In 1989 a majority of the 1.4 million Jews in the Soviet Union
lived in the three Slavic republics. Approximately 536,000 lived in
the Russian Republic, 486,000 in the Ukrainian Republic, and
112,000 in the Belorussian Republic. Large Jewish minorities also
lived in the Uzbek and Moldavian republics, and smaller numbers of
Jews lived in all the remaining republics.

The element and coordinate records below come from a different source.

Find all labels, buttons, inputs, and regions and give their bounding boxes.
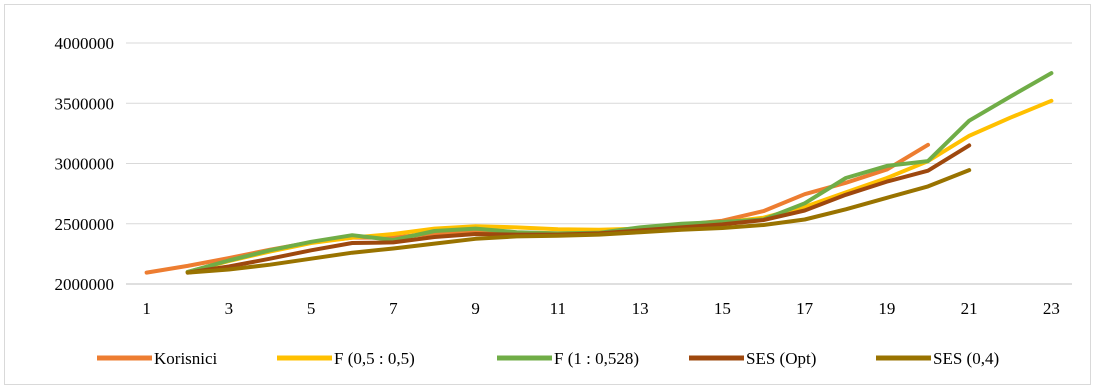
series-lines bbox=[144, 71, 1054, 275]
y-tick-label: 4000000 bbox=[55, 34, 115, 53]
x-tick-label: 17 bbox=[796, 299, 814, 318]
legend: Korisnici F (0,5 : 0,5) F (1 : 0,528) SES (… bbox=[97, 349, 999, 368]
x-axis-labels: 1 3 5 7 9 11 13 15 17 19 21 23 bbox=[142, 299, 1060, 318]
y-tick-label: 3500000 bbox=[55, 94, 115, 113]
x-tick-label: 3 bbox=[225, 299, 234, 318]
x-tick-label: 13 bbox=[632, 299, 649, 318]
legend-label: SES (0,4) bbox=[933, 349, 999, 368]
x-tick-label: 23 bbox=[1043, 299, 1060, 318]
y-tick-label: 3000000 bbox=[55, 155, 115, 174]
legend-label: F (1 : 0,528) bbox=[554, 349, 639, 368]
y-tick-label: 2000000 bbox=[55, 275, 115, 294]
x-tick-label: 21 bbox=[961, 299, 978, 318]
x-tick-label: 9 bbox=[471, 299, 480, 318]
x-tick-label: 7 bbox=[389, 299, 398, 318]
legend-label: Korisnici bbox=[154, 349, 218, 368]
chart-frame bbox=[4, 4, 1091, 385]
legend-label: SES (Opt) bbox=[746, 349, 816, 368]
series-line-5 bbox=[185, 168, 972, 275]
gridlines bbox=[126, 42, 1072, 225]
x-tick-label: 5 bbox=[307, 299, 316, 318]
x-tick-label: 11 bbox=[550, 299, 566, 318]
x-tick-label: 1 bbox=[142, 299, 151, 318]
y-axis-labels: 2000000 2500000 3000000 3500000 4000000 bbox=[55, 34, 115, 294]
legend-label: F (0,5 : 0,5) bbox=[334, 349, 415, 368]
y-tick-label: 2500000 bbox=[55, 215, 115, 234]
x-tick-label: 15 bbox=[714, 299, 731, 318]
x-tick-label: 19 bbox=[878, 299, 895, 318]
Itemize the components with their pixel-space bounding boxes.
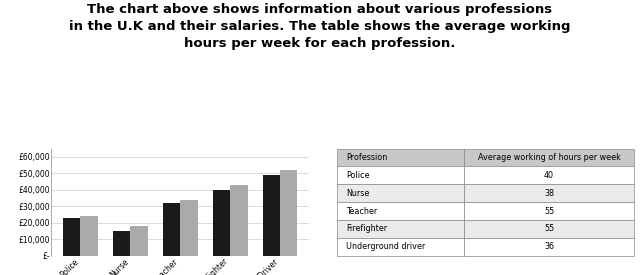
Text: Nurse: Nurse — [346, 189, 369, 198]
FancyBboxPatch shape — [465, 166, 634, 184]
Text: 55: 55 — [544, 224, 554, 233]
Bar — [212, 190, 230, 256]
Text: 38: 38 — [544, 189, 554, 198]
FancyBboxPatch shape — [465, 202, 634, 220]
Text: Underground driver: Underground driver — [346, 242, 425, 251]
Bar — [163, 203, 180, 256]
Text: Firefighter: Firefighter — [346, 224, 387, 233]
Bar — [230, 185, 248, 256]
Text: Teacher: Teacher — [346, 207, 377, 216]
Bar — [63, 218, 81, 256]
FancyBboxPatch shape — [337, 184, 465, 202]
Text: 55: 55 — [544, 207, 554, 216]
Bar — [280, 170, 298, 256]
FancyBboxPatch shape — [465, 148, 634, 166]
FancyBboxPatch shape — [337, 238, 465, 256]
Text: Profession: Profession — [346, 153, 387, 162]
Bar — [81, 216, 98, 256]
FancyBboxPatch shape — [465, 184, 634, 202]
FancyBboxPatch shape — [337, 220, 465, 238]
Text: 40: 40 — [544, 171, 554, 180]
Bar — [180, 200, 198, 256]
FancyBboxPatch shape — [337, 166, 465, 184]
Text: 36: 36 — [544, 242, 554, 251]
Text: The chart above shows information about various professions
in the U.K and their: The chart above shows information about … — [69, 3, 571, 50]
Text: Average working of hours per week: Average working of hours per week — [477, 153, 621, 162]
Bar — [262, 175, 280, 256]
FancyBboxPatch shape — [337, 202, 465, 220]
Text: Police: Police — [346, 171, 369, 180]
Bar — [131, 226, 148, 256]
FancyBboxPatch shape — [465, 238, 634, 256]
FancyBboxPatch shape — [337, 148, 465, 166]
Bar — [113, 231, 131, 256]
FancyBboxPatch shape — [465, 220, 634, 238]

Although the Jewish (Yevreyskaya) Autonomous Oblast in the
Soviet Far East was designated as the homeland of the Soviet Jews,
only 8,887 Jews lived there in 1989, just over 4 percent of the
population of the oblast. Never high, the number of Jews in the
Jewish Autonomous Oblast has been declining--14,269, or 8.8
percent, of the oblast's population in 1959 and 11,452, or 6.6
percent, in 1970.
Between 1959 and 1989, the Jewish population in the Soviet
Union declined by about 900,000. The decline was attributed to
several factors--low birth rate, intermarriage, concealment of
Jewish identity, and emigration.
Although 83 percent of the Jews regarded Russian as their
native language in 1979, Soviet authorities recognized Yiddish as
the national language of Soviet Jewry. Small groups of Soviet Jews
spoke other "Jewish" languages: in Soviet Central Asia some Jews
spoke a Jewish dialect of Tadzhik, in the Caucasus area Jews spoke
a form of Tat, while those in the Georgian Republic used their own
dialect of the Georgian language.
Soviet Jews were overwhelmingly urban. In 1979 over 98 percent
of all Jews in the Soviet Union lived in urban areas. Four cities
in particular--Moscow, Leningrad, Kiev, and Odessa--had large
concentrations of Jews. Along with being the most urbanized
nationality, in the 1970s Jews also ranked first among all
nationalities in educational level and in numbers of scientific
workers per thousand.
Traditionally, Jews have been highly represented in the CPSU,
and their membership exceeded considerably their proportion of the
total population. Soviet statistics show that 5.2 percent of all
CPSU members in 1922 were Jews; in 1927 the figure declined to 4.3
percent. In 1976 the figure was 1.9 percent, almost three times the
percentage of Jews in the general population.